Glen “Andy” Anderson, special agent in charge of the ATF Boston field office, said a special response team was trying to serve the warrants when someone fired at them from inside the house just off Ross Road near Mill Brook. The raid was conducted as part of a 12-count indictment against 27 members of the gang, including four with ties to Maine chapters.
Two men and two women were in the home at the time of the raid, according to Simmons. Old Orchard Beach tax records show Mayne, Chretien and Mayne’s wife, Diane, as owners of the home. In his affidavit, Kaufman said Chretien and an unidentified woman emerged from a basement at the home after the shooting, and two methods of non-lethal force were used against Chretien before he was subdued.
Mayne was sought on charges of conspiracy to violate the racketeering influenced and corrupt organizations act, commonly called RICO charges; and conspiracy to commit violence in aid of racketeering.
In the indictment, Mayne, nicknamed “Tomcat” was named as treasurer and past enforcer of the Maine chapter of the Outlaws, and alleged to have shot and injured member of the Hell’s Angels motorcycle gang outside a Hell’s Angels clubhouse in Canaan on Oct. 8, 2009.
The indictment said Mayne and Michael “Madman” Pedini, also allegedly a member of the Maine Outlaws chapter, seriously wounded rival the gang member in an attempt ordered by club president Jack “Milwaukee Jack” Rosga.
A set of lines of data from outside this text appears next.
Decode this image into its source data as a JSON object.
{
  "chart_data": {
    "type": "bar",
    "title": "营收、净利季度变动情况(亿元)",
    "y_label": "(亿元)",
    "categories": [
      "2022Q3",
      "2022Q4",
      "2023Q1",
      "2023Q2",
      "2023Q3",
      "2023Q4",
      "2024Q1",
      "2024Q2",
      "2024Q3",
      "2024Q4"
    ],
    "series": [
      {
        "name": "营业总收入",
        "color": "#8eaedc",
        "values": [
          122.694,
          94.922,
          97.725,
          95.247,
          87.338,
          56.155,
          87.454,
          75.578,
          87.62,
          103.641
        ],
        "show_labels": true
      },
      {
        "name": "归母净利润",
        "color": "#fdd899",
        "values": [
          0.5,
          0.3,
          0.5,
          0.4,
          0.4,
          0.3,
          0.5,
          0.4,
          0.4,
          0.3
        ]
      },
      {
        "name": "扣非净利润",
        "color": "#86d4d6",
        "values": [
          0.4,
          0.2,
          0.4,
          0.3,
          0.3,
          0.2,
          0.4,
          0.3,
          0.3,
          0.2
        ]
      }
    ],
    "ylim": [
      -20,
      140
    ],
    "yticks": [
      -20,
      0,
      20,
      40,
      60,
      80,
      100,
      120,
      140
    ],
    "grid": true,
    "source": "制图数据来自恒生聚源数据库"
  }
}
Rosga was also named in the indictment.
John Hageman, a spokesman from the ATF Public Affairs Office in Washington, D.C., said he did not know of other raids Tuesday that turned violent as agents sought to round up alleged gang members.
Anderson said the scene was being investigated first by the Maine Attorney General’s Office because of the use of deadly force during the raid. Sandy Circle forms a loop beginning and ending at Ross Road near Mill Brook and just south of the Old Orchard Beach-Scarborough boundary.
Ross Road was closed Tueday to through traffic and residents coming from the area preferred not to comment on the record about what they had seen, heard, or knew of Mayne.
One person who lived close by said they heard gunshots before police escorted them to vehicles so they could leave the area.
“It was very scary,” the resident said, adding they had avoided contact with Mayne, his wife and her brother over the last few years.
The indictment called the Outlaws a “highly organized criminal enterprise with a defined, multi-level chain of command,” and detailed a pattern of violence against club members who broke rules and members of rival gangs including the Hell’s Angels, Desperados, Renegades and Diablos.
Also named in the indictment as members of the Maine Outlaws chapter are Thomas Benvie, charged with the same offenses as Mayne; and Joseph Allman, listed as a past president of the Maine Outlaws chapter. Benvie, a Sanford resident, was to appear Thursday in federal court in Portland for a detention hearing.
Allman is alleged to have run down a member of a rival motorcycle gang in Ossipee, N.H., in June 2005.
The indictment said Outlaws members would often ally themselves with gangs, including the Pagans, to fight rival gangs. Outlined in the indictment are accounts of a racially motivated beating against a black man in Fredericksburg, Va., in November 2008 and the kidnapping of an undercover sheriff in Tennessee in December 2009.
Kelley declined to comment on whether Mayne was known to local law police for any incidents or charges, and said visitors and residents of Old Orchard Beach should not be overly concerned about the presence of motorcycle gangs in town.
“The problem exists wherever you go,” Kelley said.